Editorial: Why significant voter fraud doesn’t occur in Wisconsin

The reason significant voter fraud doesn’t occur in Wisconsin is pretty simple: The potential cost of trying to dupe our democracy is much greater than any potential gain.

Just ask Michael Ray Overall, who contends he unintentionally voted twice in last fall’s election. Prosecutors don’t believe him, saying he registered to vote with a Beloit address just one day after he signed an absentee ballot that was sent to St. Croix County, where he hadn’t lived since 2019.

The 64-year-old, who isn’t saying who he voted for in last fall’s presidential election, faces four felonies in St. Croix County for voting as a disqualified person, providing false information to an election official, registering to vote in more than one place and voting more than once. Each charge comes with a maximum $10,000 fine and 3½ years in prison.

The man’s mountain of legal trouble serves as a stark warning to anyone reckless enough to seek an unfair advantage at the polls. It also should reassure the rest of us that our system of fair elections is being protected.

Even if the courts find Overall suffers from a bad memory, as he claims, and didn’t vote twice on purpose, this much is clear: An extra vote isn’t worth potential prosecution.

Overall’s case is one of 27 possible voting violations that Wisconsin election officials referred to local district attorneys from the Nov. 3 election.

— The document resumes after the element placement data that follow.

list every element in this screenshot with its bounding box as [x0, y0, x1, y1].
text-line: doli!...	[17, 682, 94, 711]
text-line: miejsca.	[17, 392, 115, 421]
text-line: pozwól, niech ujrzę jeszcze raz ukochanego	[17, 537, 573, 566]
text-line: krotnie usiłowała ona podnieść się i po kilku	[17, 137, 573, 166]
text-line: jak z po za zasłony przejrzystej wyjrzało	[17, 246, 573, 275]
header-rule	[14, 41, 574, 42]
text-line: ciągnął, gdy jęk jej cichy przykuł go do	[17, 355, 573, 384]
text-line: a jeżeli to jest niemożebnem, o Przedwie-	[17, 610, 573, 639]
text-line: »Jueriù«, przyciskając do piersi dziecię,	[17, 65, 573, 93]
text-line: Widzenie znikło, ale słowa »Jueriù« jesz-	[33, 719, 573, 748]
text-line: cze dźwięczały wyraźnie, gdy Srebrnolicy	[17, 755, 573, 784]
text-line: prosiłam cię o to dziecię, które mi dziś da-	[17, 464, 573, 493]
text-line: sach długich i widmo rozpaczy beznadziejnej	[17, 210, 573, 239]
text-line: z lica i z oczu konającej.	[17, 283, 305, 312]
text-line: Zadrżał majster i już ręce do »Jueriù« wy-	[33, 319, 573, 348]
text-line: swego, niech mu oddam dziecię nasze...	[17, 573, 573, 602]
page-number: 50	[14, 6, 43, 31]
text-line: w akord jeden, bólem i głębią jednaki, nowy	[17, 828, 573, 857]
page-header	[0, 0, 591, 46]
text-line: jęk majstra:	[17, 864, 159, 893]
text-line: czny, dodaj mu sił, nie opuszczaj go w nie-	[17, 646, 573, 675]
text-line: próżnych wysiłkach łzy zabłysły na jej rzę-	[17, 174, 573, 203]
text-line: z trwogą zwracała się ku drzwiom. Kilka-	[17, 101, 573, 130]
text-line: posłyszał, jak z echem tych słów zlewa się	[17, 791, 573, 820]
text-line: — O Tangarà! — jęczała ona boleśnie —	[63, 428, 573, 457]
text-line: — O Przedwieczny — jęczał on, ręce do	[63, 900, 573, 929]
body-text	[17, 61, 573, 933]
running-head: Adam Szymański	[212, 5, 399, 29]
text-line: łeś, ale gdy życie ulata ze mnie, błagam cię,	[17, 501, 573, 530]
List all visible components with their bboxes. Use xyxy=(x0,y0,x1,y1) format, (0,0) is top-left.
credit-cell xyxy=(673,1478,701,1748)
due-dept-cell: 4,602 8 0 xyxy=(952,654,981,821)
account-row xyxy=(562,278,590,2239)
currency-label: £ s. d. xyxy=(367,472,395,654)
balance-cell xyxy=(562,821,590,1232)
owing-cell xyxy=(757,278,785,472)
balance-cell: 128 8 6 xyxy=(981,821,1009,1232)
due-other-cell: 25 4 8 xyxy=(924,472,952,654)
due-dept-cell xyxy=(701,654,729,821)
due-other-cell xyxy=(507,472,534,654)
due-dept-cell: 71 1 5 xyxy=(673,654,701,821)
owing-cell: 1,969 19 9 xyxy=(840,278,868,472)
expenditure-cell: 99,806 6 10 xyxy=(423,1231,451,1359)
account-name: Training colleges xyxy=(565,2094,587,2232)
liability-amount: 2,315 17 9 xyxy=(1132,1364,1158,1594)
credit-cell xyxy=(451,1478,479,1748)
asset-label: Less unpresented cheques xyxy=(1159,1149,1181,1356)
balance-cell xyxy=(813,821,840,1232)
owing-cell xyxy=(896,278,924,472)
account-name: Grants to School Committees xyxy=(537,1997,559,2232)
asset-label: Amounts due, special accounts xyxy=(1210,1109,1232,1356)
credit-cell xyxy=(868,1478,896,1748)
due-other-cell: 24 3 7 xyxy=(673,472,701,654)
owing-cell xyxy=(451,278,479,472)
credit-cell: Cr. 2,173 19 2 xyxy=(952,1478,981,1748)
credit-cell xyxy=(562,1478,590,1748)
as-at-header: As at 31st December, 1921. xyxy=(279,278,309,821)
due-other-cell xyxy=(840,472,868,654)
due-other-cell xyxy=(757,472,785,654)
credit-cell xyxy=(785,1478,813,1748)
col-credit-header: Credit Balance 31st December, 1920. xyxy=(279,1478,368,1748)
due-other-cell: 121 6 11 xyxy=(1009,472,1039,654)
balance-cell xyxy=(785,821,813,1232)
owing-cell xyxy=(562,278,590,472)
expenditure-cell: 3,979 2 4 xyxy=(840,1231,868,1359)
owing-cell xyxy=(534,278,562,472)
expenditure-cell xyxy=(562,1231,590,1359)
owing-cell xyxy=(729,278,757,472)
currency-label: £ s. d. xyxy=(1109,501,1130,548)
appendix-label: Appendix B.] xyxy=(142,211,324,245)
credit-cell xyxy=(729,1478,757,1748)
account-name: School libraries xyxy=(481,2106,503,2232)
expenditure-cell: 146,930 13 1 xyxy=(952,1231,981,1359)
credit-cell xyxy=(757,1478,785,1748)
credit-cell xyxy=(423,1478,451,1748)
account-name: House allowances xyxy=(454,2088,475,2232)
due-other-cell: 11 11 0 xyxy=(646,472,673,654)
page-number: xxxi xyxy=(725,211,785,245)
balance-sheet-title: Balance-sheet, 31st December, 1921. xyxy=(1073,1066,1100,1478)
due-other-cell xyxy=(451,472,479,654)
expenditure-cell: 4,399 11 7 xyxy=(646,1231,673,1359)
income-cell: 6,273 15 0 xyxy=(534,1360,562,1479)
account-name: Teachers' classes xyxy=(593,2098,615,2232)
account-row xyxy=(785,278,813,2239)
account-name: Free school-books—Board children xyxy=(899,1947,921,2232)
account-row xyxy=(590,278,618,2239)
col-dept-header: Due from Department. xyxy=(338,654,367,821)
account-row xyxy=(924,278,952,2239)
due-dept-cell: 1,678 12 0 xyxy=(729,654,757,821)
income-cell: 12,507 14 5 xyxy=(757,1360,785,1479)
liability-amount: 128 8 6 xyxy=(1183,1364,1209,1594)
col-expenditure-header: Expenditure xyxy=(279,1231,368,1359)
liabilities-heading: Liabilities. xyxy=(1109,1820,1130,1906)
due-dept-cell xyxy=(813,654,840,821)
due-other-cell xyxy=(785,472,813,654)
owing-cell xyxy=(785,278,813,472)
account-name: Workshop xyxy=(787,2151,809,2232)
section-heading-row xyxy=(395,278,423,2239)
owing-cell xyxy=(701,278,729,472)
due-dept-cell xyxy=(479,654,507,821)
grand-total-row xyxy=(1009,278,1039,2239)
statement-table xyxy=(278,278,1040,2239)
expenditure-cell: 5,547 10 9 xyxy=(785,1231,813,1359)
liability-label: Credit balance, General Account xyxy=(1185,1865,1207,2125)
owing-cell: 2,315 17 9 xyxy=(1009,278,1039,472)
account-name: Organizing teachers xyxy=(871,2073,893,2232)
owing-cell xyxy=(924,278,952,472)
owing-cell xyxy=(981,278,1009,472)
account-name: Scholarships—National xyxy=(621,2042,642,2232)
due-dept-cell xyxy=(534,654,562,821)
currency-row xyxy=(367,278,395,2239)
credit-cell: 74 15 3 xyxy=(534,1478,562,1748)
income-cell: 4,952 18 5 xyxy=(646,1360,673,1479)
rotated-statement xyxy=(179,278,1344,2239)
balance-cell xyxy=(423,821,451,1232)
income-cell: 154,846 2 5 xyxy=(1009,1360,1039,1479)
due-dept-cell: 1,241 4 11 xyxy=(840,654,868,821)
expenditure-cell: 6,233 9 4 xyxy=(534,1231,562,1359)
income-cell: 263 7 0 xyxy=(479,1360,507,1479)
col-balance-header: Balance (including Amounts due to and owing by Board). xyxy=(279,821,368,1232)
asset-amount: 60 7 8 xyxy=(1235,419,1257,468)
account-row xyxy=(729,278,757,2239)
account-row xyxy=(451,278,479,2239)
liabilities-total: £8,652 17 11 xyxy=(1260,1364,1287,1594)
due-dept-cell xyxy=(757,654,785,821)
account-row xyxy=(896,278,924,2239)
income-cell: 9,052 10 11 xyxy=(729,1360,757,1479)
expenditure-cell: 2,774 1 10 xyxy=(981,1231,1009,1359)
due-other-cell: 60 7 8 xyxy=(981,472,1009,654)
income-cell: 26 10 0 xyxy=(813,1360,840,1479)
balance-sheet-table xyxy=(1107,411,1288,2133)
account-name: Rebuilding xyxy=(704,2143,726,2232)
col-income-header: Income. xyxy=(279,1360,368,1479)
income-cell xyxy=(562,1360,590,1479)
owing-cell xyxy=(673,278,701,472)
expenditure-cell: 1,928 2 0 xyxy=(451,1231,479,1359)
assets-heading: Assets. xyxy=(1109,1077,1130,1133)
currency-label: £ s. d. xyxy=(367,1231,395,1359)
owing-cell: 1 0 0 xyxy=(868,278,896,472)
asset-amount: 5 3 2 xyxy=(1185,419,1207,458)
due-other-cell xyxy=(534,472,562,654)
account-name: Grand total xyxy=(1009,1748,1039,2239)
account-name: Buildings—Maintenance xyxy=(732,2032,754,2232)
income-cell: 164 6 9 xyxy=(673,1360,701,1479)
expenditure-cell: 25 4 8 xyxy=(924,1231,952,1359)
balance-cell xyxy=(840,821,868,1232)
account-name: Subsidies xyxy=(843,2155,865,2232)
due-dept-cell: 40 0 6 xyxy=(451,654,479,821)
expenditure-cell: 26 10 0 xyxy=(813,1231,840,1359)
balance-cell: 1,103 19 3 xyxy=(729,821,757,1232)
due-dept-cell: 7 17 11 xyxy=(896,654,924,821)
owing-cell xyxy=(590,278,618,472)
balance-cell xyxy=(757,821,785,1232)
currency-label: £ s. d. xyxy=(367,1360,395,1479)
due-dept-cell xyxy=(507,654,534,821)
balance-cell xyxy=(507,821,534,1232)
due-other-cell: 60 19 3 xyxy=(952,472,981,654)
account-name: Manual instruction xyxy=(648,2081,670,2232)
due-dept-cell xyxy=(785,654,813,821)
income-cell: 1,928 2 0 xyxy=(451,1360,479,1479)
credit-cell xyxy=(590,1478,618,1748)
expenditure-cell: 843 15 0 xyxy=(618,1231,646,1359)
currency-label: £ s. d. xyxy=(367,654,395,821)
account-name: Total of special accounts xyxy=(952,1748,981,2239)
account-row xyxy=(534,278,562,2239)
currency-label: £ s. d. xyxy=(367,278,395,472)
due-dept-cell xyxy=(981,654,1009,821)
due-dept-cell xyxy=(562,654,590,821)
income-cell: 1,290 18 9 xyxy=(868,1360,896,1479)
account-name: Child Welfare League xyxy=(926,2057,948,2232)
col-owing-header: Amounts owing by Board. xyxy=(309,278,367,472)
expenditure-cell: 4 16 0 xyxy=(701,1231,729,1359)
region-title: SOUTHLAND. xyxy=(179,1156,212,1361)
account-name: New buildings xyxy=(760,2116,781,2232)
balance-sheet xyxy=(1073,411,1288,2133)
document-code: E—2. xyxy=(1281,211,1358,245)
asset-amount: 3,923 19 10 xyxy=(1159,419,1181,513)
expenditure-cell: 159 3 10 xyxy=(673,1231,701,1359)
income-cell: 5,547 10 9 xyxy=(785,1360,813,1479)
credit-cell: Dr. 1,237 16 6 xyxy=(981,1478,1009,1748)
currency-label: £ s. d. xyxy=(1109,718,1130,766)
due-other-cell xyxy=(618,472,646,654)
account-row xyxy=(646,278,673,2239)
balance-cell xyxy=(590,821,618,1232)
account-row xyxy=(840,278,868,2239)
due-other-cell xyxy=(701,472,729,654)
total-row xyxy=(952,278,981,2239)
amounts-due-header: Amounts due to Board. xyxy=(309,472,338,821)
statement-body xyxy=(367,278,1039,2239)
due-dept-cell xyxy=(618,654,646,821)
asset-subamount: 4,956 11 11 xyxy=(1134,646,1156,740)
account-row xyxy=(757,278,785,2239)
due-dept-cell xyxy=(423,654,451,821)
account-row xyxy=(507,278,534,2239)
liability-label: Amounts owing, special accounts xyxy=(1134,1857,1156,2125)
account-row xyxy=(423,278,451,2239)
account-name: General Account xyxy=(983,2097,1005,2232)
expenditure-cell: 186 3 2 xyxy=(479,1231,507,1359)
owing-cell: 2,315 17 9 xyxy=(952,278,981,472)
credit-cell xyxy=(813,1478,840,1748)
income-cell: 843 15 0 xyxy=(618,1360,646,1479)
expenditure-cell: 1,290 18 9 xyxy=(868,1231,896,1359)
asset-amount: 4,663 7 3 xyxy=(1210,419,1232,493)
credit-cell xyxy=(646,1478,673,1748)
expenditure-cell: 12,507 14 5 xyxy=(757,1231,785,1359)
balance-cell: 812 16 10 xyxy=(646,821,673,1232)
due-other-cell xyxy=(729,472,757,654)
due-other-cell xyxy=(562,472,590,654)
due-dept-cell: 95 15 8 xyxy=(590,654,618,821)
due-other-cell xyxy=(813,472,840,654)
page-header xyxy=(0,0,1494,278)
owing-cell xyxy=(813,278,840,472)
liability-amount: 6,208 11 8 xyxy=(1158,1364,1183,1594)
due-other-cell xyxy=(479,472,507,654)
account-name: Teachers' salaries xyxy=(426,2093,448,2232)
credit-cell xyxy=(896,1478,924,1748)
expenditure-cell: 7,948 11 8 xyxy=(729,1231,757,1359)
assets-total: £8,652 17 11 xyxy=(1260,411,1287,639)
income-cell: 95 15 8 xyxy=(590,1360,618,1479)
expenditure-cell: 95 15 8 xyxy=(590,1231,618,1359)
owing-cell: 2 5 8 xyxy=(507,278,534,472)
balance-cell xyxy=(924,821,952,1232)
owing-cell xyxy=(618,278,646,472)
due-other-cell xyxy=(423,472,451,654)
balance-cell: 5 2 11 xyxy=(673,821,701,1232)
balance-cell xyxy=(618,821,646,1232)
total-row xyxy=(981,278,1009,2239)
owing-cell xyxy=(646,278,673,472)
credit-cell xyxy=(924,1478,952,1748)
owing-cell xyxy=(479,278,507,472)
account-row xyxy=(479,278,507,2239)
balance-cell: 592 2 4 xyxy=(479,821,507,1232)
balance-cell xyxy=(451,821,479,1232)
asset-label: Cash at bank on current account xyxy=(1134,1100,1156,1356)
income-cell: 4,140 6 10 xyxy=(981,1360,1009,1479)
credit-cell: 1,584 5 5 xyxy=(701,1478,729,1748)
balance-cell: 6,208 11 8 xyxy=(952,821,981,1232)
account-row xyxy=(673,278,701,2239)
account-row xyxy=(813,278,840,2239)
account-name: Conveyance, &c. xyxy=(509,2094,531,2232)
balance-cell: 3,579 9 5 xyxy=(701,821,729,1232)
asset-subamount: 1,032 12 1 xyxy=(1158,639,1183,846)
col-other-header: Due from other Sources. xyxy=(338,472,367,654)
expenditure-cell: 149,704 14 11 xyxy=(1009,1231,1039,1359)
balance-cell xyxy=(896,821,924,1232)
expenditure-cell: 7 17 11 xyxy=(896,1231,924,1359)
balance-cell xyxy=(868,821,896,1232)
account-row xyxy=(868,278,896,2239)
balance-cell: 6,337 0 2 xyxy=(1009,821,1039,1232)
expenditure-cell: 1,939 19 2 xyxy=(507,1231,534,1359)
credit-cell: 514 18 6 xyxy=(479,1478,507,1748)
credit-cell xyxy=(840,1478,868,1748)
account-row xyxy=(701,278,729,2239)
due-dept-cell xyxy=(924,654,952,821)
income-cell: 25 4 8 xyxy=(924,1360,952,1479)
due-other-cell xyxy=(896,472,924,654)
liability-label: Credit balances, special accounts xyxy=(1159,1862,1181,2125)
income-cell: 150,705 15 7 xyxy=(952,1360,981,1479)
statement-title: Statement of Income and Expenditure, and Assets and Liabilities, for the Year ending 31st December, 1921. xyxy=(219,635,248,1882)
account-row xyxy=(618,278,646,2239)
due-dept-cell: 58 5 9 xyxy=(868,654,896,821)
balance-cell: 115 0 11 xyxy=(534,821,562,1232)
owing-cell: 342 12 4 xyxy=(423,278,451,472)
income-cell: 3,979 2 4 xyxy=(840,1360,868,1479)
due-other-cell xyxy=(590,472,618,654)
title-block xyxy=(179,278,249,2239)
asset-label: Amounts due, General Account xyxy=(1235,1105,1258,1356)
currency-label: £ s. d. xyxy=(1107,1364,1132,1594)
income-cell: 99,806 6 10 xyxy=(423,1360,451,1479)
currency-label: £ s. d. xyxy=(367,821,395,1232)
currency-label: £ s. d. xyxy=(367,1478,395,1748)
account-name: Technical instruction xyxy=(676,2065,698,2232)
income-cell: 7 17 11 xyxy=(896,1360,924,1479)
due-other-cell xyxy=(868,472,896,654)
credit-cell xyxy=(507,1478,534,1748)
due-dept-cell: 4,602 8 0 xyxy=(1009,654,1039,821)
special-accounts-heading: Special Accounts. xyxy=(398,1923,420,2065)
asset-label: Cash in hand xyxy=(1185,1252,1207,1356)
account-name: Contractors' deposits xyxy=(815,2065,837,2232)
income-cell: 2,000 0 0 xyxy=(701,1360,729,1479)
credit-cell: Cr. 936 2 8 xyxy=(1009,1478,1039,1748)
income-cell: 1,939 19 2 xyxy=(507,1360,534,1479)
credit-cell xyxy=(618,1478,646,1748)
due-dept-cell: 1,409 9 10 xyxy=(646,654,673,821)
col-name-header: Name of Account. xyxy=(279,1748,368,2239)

That might sound like a lot. But it’s only 27 out of nearly 3.3 million cast for president — a race decided by more than 20,000 votes.

Moreover, in 18 of those 27 cases, prosecutors are not pursuing charges, suggesting intent to commit fraud wasn’t clear.

All of this adds up to a well-run election, despite the conspiracy theories and long-disproven lies that former President Donald Trump and his kowtowing minions in Wisconsin continue to shop.

Rep. Janel Brandtjen, R-Menomonee Falls, called again this week for a “comprehensive forensic examination” of ballots cast in last fall’s presidential election. Brandtjen traveled to Arizona last month to witness the circus of bogus election claims going on there, such as whether bamboo fibers can be found in the paper of ballots to supposedly prove they came from Asia. Even Assembly Speaker Robin Vos, R-Rochester, has joked about that ridiculous notion.

Brandtjen needs to get past Trump’s failed bid for reelection nine months ago and stop wasting taxpayer money on redundant reviews. The votes were carefully counted. Then they were recounted in the Democratic strongholds of Dane and Milwaukee counties and found — again — to be accurate.

Brandtjen’s latest conspiracy theory is that something might have been wrong with election equipment. But state officials already audited election machines following the 2020 vote — as required by a Republican-approved law — and found no significant issues that could have changed the result.

Brandtjen claims “liberal partisan clerks” repeatedly failed to follow state elections laws, but that’s not what our court system — including judges appointed by Republicans — determined. They carefully and repeatedly determined the election was conducted properly.

Here’s another “recent revelation” that Brandtjen sensationally claimed this week is “simply outrageous”: Tens of thousands of new registrations and votes contained a name, driver’s license number or other data that didn’t match the information found in some other government database. She claims they “were subsequently removed from the state system after their votes were recorded.”

The Wisconsin Elections Commission quickly corrected Brandtjen in a statement. Voter data mismatches occur about 5% of the time and are easy to explain. About two-thirds, for example, occur because a name such as “Robert” doesn’t match the shorter variation of “Bob.” Nearly a quarter of the time, the letter or one of the 13 digits in a driver’s license number is entered wrong. Then there are typos.

The nonpartisan Audit Bureau is already reviewing the election. At the same time, Vos is wasting $72,800 of taxpayer money on a superfluous probe while wondering aloud what Brandtjen’s investigation could possibly prove. It’s long past time for state Republican leaders to move on, even if their stubborn and juvenile former president never will.

Wisconsin has a long and proud history of clean elections, and voters take their right and responsibility to vote seriously. Few people would be reckless enough to try to get away with voter fraud in Wisconsin, where elaborate safeguards and stiff punishment serve as effective deterrents.